The recent trades were relatively small positions that would create a discount entry should I be assigned. I have entered $.05 GTC exit debits to close out remaining inventory should we get the opportunity. Our priority at this point is to close our open positions and ride out the storm until conditions improve. With that said, if I see truly epic selling that allows me to secure puts at levels where I would be an enthusiastic buyer, I will take those trades. At the very least we would need to wait on Daily/Weekly exhaustion levels. 

Position Management – Directional Trades

Thoughts on current swing strategies:

  • 8/21 EMA Crossover –  The 8/21EMA crossover showed another false signal, which this study is famous for. We have to avoid these false breakouts and aggressively pursue the “real” one when it shows; not an easy task. 
  • RSI(2) CounterTrend –   Looking for the next setup. Lots of these showing now, best to play these during primary uptrend.
  • Daily S&P Advancersif I see the number of daily S&P500 advancers drop into single digits near the close of any trading day, I will go long shares of the SSO.
  • Swing – We will look for the next available swing soon. 

The crypto market continues to get hit pretty hard recently as it finally broke below support. This could be part of the final capitulation that we’ve been waiting on, before it sets up an extended “base” which will likely be frustrating.
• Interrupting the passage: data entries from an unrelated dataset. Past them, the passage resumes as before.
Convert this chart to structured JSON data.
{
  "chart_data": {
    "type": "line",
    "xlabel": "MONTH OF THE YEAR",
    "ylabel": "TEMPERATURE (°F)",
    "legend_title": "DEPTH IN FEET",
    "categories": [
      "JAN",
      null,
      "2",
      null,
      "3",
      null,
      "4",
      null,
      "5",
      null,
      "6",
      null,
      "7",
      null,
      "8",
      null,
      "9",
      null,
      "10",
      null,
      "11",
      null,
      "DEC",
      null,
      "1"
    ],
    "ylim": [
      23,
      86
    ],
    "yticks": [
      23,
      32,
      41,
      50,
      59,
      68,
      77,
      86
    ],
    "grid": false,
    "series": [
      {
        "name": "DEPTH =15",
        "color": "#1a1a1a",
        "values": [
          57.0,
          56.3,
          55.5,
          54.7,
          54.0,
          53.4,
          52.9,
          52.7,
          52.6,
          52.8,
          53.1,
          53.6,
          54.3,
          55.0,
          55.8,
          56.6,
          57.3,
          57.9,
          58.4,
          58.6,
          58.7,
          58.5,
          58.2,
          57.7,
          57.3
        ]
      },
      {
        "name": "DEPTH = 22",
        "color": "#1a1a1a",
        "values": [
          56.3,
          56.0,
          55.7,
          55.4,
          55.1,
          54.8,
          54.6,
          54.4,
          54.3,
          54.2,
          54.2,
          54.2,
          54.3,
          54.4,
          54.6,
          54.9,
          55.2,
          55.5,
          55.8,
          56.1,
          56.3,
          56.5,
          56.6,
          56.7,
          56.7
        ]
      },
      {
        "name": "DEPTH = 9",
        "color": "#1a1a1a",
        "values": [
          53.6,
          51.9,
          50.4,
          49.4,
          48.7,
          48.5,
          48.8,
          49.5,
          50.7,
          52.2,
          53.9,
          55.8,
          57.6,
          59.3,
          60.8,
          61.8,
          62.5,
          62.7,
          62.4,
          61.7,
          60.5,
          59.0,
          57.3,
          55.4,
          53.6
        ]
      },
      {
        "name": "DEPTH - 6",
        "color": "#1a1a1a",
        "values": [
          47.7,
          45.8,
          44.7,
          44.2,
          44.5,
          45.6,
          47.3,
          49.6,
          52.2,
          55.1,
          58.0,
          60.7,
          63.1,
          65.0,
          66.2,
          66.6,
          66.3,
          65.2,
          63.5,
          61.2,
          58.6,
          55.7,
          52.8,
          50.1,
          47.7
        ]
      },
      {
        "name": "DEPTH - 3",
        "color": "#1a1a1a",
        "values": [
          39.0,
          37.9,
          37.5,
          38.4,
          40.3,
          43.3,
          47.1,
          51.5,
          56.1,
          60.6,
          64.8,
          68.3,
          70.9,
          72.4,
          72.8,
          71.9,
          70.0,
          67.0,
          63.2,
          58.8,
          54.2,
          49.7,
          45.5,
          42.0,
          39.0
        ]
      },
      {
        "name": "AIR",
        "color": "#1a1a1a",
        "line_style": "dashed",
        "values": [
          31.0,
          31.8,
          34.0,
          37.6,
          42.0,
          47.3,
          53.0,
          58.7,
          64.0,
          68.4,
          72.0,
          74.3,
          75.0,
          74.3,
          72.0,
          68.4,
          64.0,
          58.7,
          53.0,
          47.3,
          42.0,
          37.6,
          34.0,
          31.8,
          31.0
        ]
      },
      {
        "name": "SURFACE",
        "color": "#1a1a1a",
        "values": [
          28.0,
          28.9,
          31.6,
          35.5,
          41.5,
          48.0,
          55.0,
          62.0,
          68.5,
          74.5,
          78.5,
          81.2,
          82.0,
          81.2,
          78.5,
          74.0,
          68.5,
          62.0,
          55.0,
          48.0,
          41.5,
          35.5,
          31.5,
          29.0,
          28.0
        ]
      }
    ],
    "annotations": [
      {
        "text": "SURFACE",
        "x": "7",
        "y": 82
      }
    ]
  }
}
Investors should currently be looking to find technical entries to warehouse BTC/ETH/LTC assets for eventual trades on Alt-coins. You should also be looking to devices like “trezor” or other cold-storage devices to keep your assets off of the network, or other secure wallet such as Navcoin. Relying on the security of your broker is no longer good enough; no one can log into your ETrade account and “steal” your stock assets, but the whole nature of Cryptocurrencies and their portability means that someone can grab your assets and transfer them elsewhere. I will continue to discuss the tradingview platform in daily videos as I think that it is currently the best way to chart the “big three.”

Viewing the SPY from the Friday closing price at 260.47, there is a +/-6.897 EM into this coming Friday.  This is smaller than last week’s 8.261 EM. The EM targets for this Friday’s close are 267.37 to the upside, and 253.57 to the downside

EM fades have not been a good setup lately due to the emotions raging in the markets; we’ll have to evaluate each test as it occurs. This volatility will remain with us for months before it settles down. 

Lately we have been seeing the largest moves on Mondays as weekend risk is processed. 

We did get some recent experience with this style of trading and quite frankly it’s not as easy as it sounds. Strong bull trends do not give way easily. My conclusion is that this strategy is best reserved for stocks experiencing a snap-back rally in a primary bear trend. If the market starts to print a lower high on the weekly chart then I will become more serious about this strategy.

The scan that I discussed in the 8/4/2018 video is available to download for thinkorswim here: http://tos.mx/OvdVnz I will also be adding a second Larry Connors scan to this section as well; here is the Connors Crash scan: http://tos.mx/BhHuKL

I have no positions at this time.

No other entries at this point. I would prefer to see the market stabilize first before looking long again. We will see big volatility over the next two+ months. If we are able to secure a “higher low” off of the S&P in the short run, this might be a good environment for a couple of weeks. 

The “Hindenburg Strategy” is meant to capture “value” from successive corrections that lead up to the final “death spiral” with a Bear Market. The basic principle is to buy 3-month out long puts on the SPY, and to finance those puts by the sale of credit spreads. Frankly, selling the “financing” trades has been a huge challenge in this low-vol environment. I will only sell put spreads on decent pullbacks that allow me to secure put spreads 10% OTM. We have no positions at the current time. I have no positions at this time. I cleared out the current puts on the drop to the 200ma. I will “reload” again on the next bounce up.

I passed on the recent entry;  I’m going to hold off for a little longer to see if a more complex top is created off of a higher high. Recent entries were expensive due to elevated vol.